Just use homebrew to install Postgres.

Linux

1
2
3
4
5
6
7
# Install the default version
sudo apt-get intall postgres

# Install a newer version
sudo apt-get install -y postgresql-common
sudo /usr/share/postgresql-common/pgdg/apt.postgresql.org.sh -y
sudo apt-get install -y postgresql-16

Things becomes a little more convoluted in Debian and Redhat. When you run apt install postgres, it also installs a dependency postgresql-common. Basically, it is a wrapper on top of pg_ctl and enables us to manage different postgres cluster with the same or different versions. How does this shim layer work? Let’s see a few postgres commands.

1
2
3
4
5
> ll /usr/bin/createuser
lrwxrwxrwx 1 root root 37 Oct  2  2023 /usr/bin/createuser -> ../share/postgresql-common/pg_wrapper

> ll /usr/bin/psql
lrwxrwxrwx 1 root root 37 Oct  2  2023 /usr/bin/psql -> ../share/postgresql-common/pg_wrapper

So gp_wrapper is the shim layer.
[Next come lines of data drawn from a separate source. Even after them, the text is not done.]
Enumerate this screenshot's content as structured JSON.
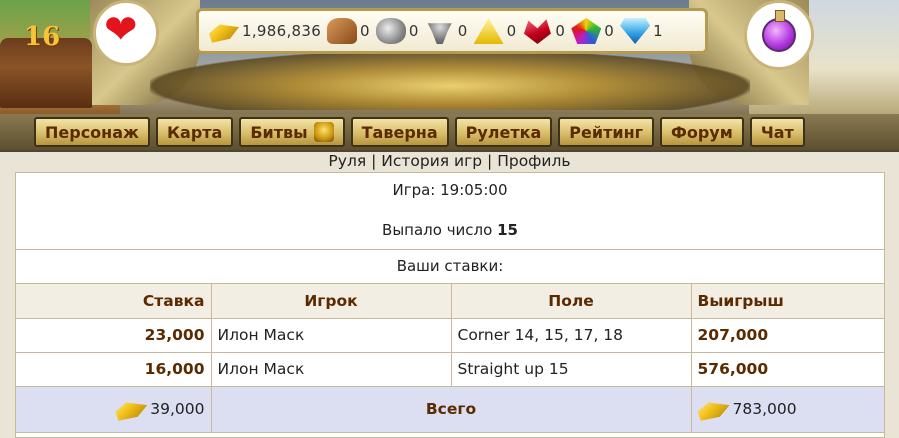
{
  "header": {
    "cake_number": "16",
    "resources": [
      {
        "icon": "gold-bars-icon",
        "value": "1,986,836"
      },
      {
        "icon": "wood-icon",
        "value": "0"
      },
      {
        "icon": "stone-icon",
        "value": "0"
      },
      {
        "icon": "iron-ore-icon",
        "value": "0"
      },
      {
        "icon": "sulfur-icon",
        "value": "0"
      },
      {
        "icon": "crystal-icon",
        "value": "0"
      },
      {
        "icon": "gems-icon",
        "value": "0"
      },
      {
        "icon": "diamond-icon",
        "value": "1"
      }
    ]
  },
  "nav": {
    "tabs": [
      "Персонаж",
      "Карта",
      "Битвы",
      "Таверна",
      "Рулетка",
      "Рейтинг",
      "Форум",
      "Чат"
    ]
  },
  "sublinks": {
    "roulette": "Руля",
    "sep1": " | ",
    "history": "История игр",
    "sep2": " | ",
    "profile": "Профиль"
  },
  "game": {
    "time_line": "Игра: 19:05:00",
    "result_prefix": "Выпало число ",
    "result_number": "15",
    "bets_caption": "Ваши ставки:"
  },
  "table": {
    "headers": {
      "stake": "Ставка",
      "player": "Игрок",
      "field": "Поле",
      "win": "Выигрыш"
    },
    "rows": [
      {
        "stake": "23,000",
        "player": "Илон Маск",
        "field": "Corner 14, 15, 17, 18",
        "win": "207,000"
      },
      {
        "stake": "16,000",
        "player": "Илон Маск",
        "field": "Straight up 15",
        "win": "576,000"
      }
    ],
    "total": {
      "stake": "39,000",
      "label": "Всего",
      "win": "783,000"
    }
  },
  "colors": {
    "tab_text": "#5a2a00",
    "total_row_bg": "#dcdff2",
    "heart": "#e3141c"
  }
}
It is a Perl file that routes the original command to the binary under /usr/lib/postgresql/version/bin.

Build From Source

Refer to https://www.postgresql.org/docs/devel/installation.html to build from source.

1
2
3
4
5
6
7
8
9
10
11
12
13
14
15
16
17
18
19
20
21
22
23
24
25
26
27
mkdir build_dir
cd build_dir

# We need to provide installation prefix because the binary generated
# reference symbols in the default installation folder.
../configure --without-icu --prefix $HOME/code/postgres/build_dir/install_dir
# or for debug build
../configure --without-icu --enable-cassert --enable-debug CFLAGS="-ggdb -Og -O0 -g3 -fno-omit-frame-pointer" -prefix $HOME/code/postgres/build_dir/install_dir

# make
bear -- make -j6
cd .. && ln -s build_dir/compile_commands.json compile_commands.json
cd build_dir

# install
make install

# create a cluster
mkdir data
./install_dir/bin/initdb -D $HOME/code/postgres/build_dir/data

# start server using a different port
./install_dir/bin/postgres -D $HOME/code/postgres/build_dir/data -p 5433

# connect to sever and create test database
./install_dir/bin/psql postgres -p 5433
postgres=# create database test2;

After the first successful compilation, you probably only incremental compilation afterward.

1
2
cd build_dir
make && make install

Sample Data

Finally, we need some sample data. sakila is a popular data set.

1
2
3
4
git clone git@github.com:jOOQ/sakila.git --depth=1
psql -d test -f ~/code/sakila/postgres-sakila-db/postgres-sakila-schema.sql
psql -d test -f ~/code/sakila/postgres-sakila-db/postgres-sakila-insert-data.sql
psql test

Debugger

https://github.com/tvondra/gdbpg

1
2
3
4
5
$ lldb -- ./install_dir/bin/postgres -D $HOME/code/postgres/build_dir/data -p 5433
(lldb) b sql/sql_optimizer.cc:5875
Breakpoint 1: where = mysqld`JOIN::estimate_rowcount() + 44 at sql_optimizer.cc:5875:37, address = 0x0000000100a2c4d8
(lldb) process launch -n
Process 4071 launched: '/Users/xiongding/code/mysql-server/build/bin/mysqld' (arm64)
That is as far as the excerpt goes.